Greg Harrison: Great, that is helpful. thanks for taking the questions.
Operator: Our next question is Yanan Zhu with Wells Fargo. Please proceed.
Yanan Zhu: Hi, thanks for the questions. Have you dozed the third patient in the sickle cell trial yet? That is the first question. And at what point along the date of generation process from the sickle cell trial, do you plan to reach out and have a discussion with the regulator about the path forward for EDIT-301? And lastly, is the 301s manufacturing process carried out with a commercial grade process. And i.e., with some kind of bridging needed if it is not that kind of a process currently.
Gilmore O’Neill: Thanks very much Yanan. Baisong could you just sort of capitulate the update?
Baisong Mei: Yes. So thanks for your question, and I will get two first two questions. I will let Gilmore you answer the question about the manufacturer in there too. So, yes, and then we actually — we did dose the third patient and started – as we mentioned that start the parallel dosing for the patients. And regarding the registration of path forward, we will discuss with health authority to finalize that data package required for registration, and we will share more data when the time is appropriate.

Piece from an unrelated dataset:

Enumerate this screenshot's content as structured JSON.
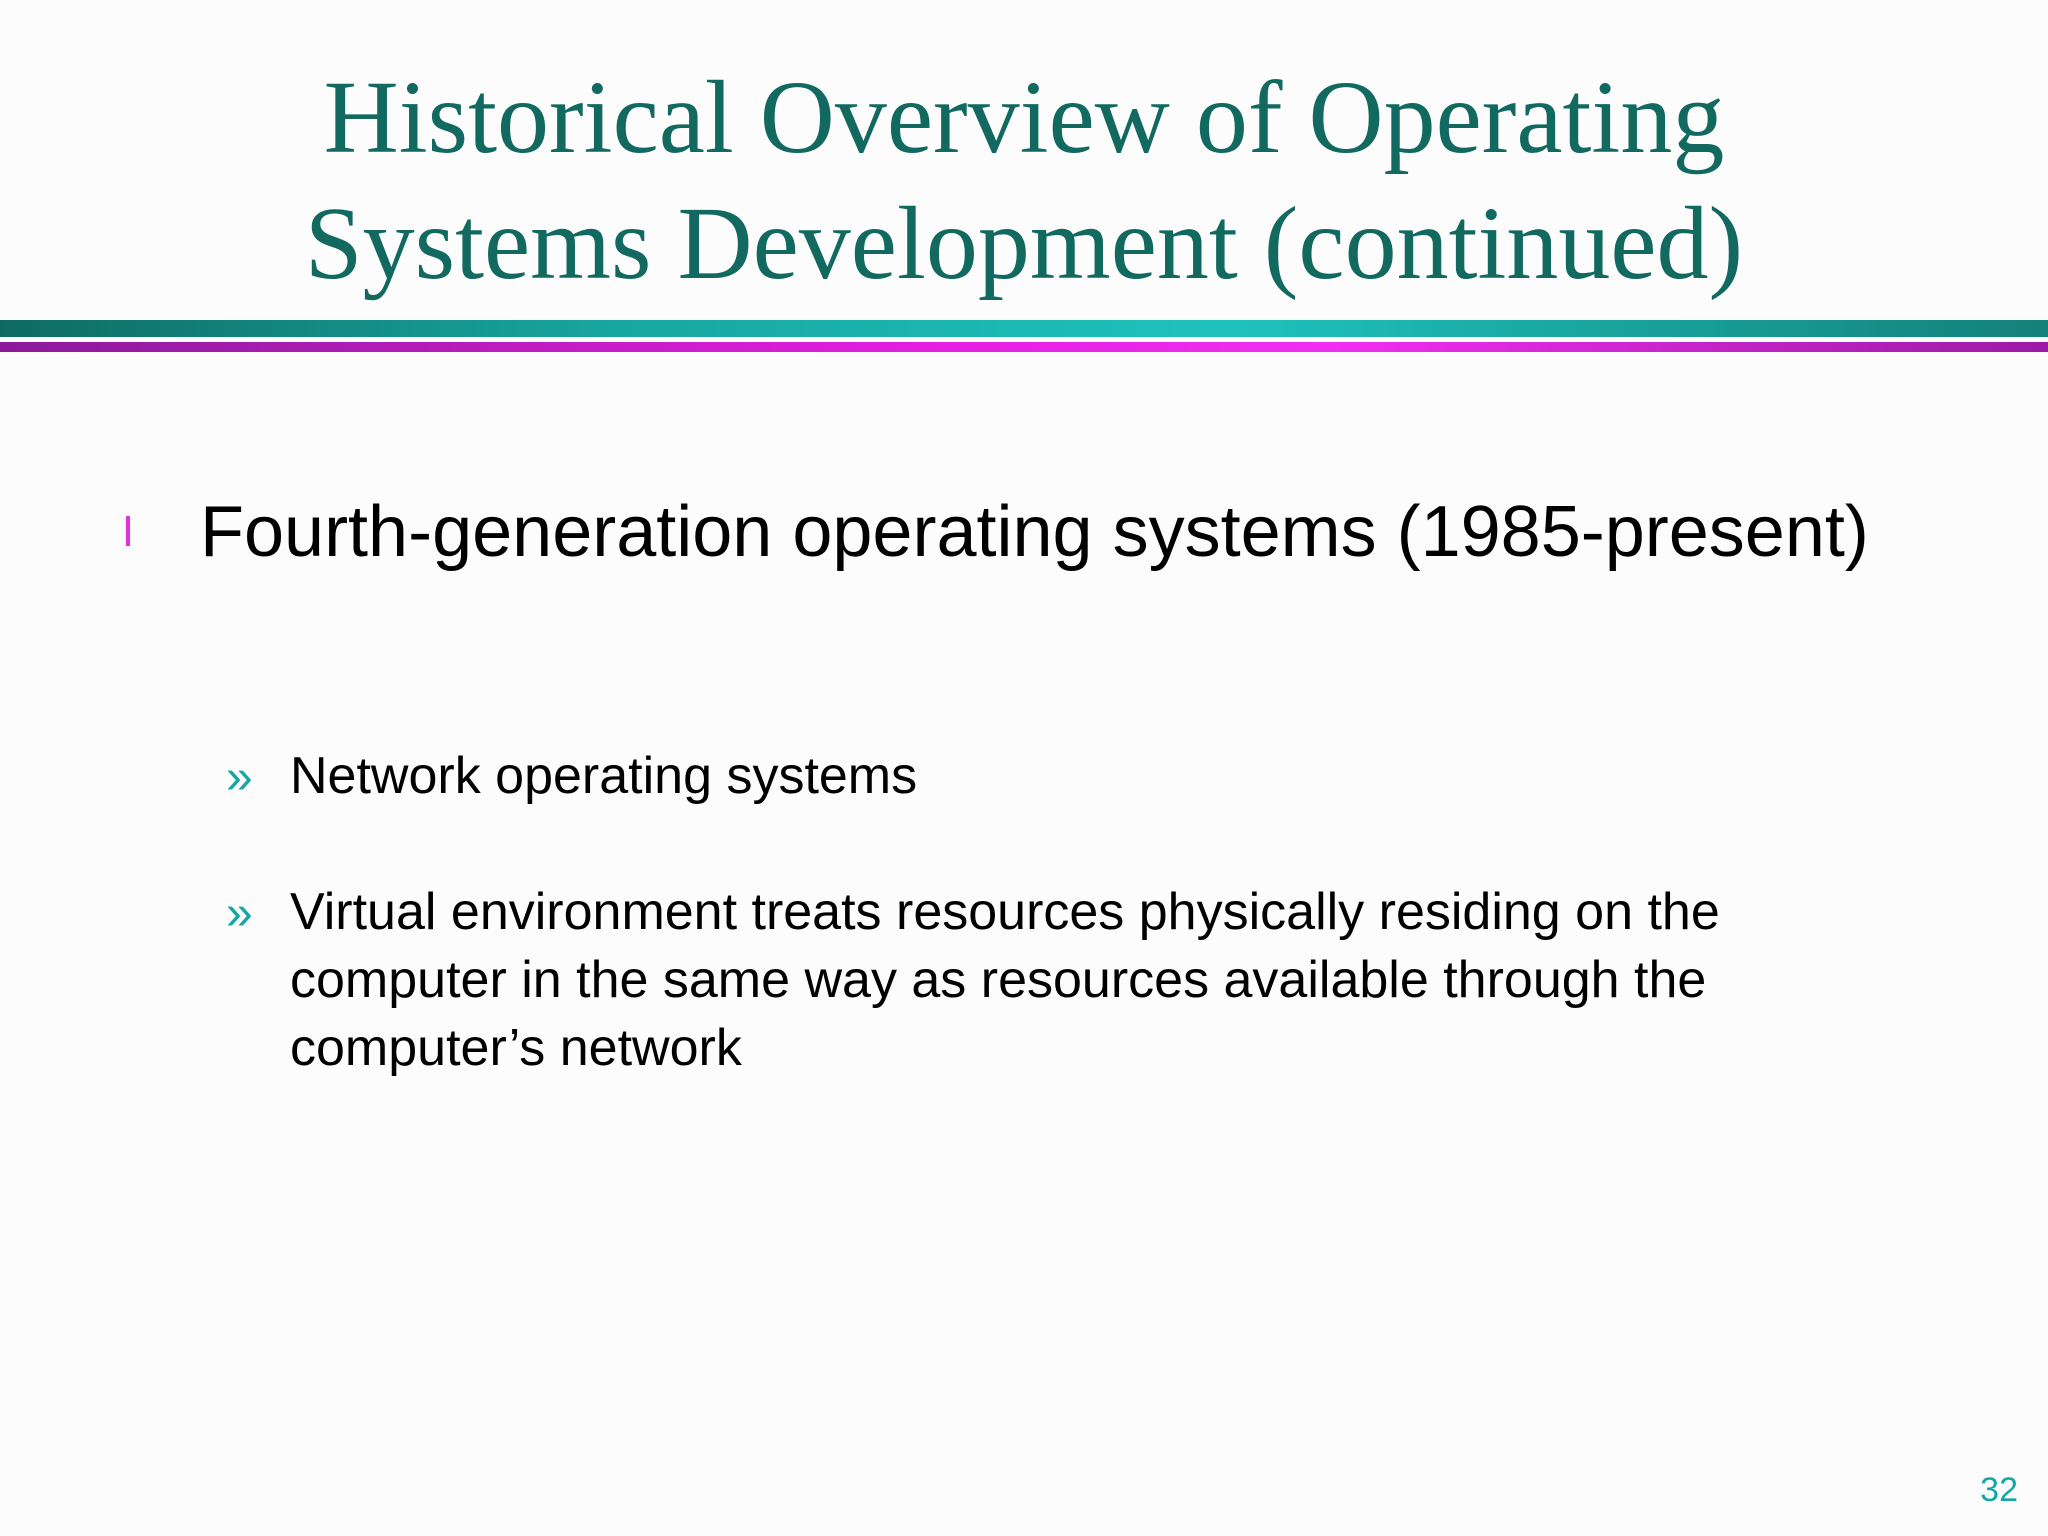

Gilmore O’Neill: Thanks very much Baisong. With regard to our 301 process, the good news is that the – certainly on the potency matrix area, we have actually been very successful and ensuring that the patients that we are currently dosing in RUBY will be able to support a marketing application. With regard to the refinements and agreed final commercial process that will be something that we will update you obviously at a time that is appropriate and obviously we can include more details.
Yanan Zhu: Great. Thanks for the color.
Operator: Our next question is from Gena Wang with Barclays. Please proceed.
Gena Wang: Thank you. I have three quick questions. The first one is regarding the shoreline deal. Can you remind us the deal term and the economics, and when do you expect the transaction to be closed, does your cash guidance taking to consideration of impact from the deal? And that is a first question.
Gilmore O’Neill: Thanks, Gena. You are very good. You are going to keep them. That is great. So we don’t have to track them all. So with regard to the Shoreline deal, we didn’t actually disclose the numbers in the economics. We did receive an upfront, we are eligible for future development and commercial milestones and royalty payments with the advance of the assets, the indeed that the – those – the impact in the financials is actually included or has been considered. So that is I think the first question.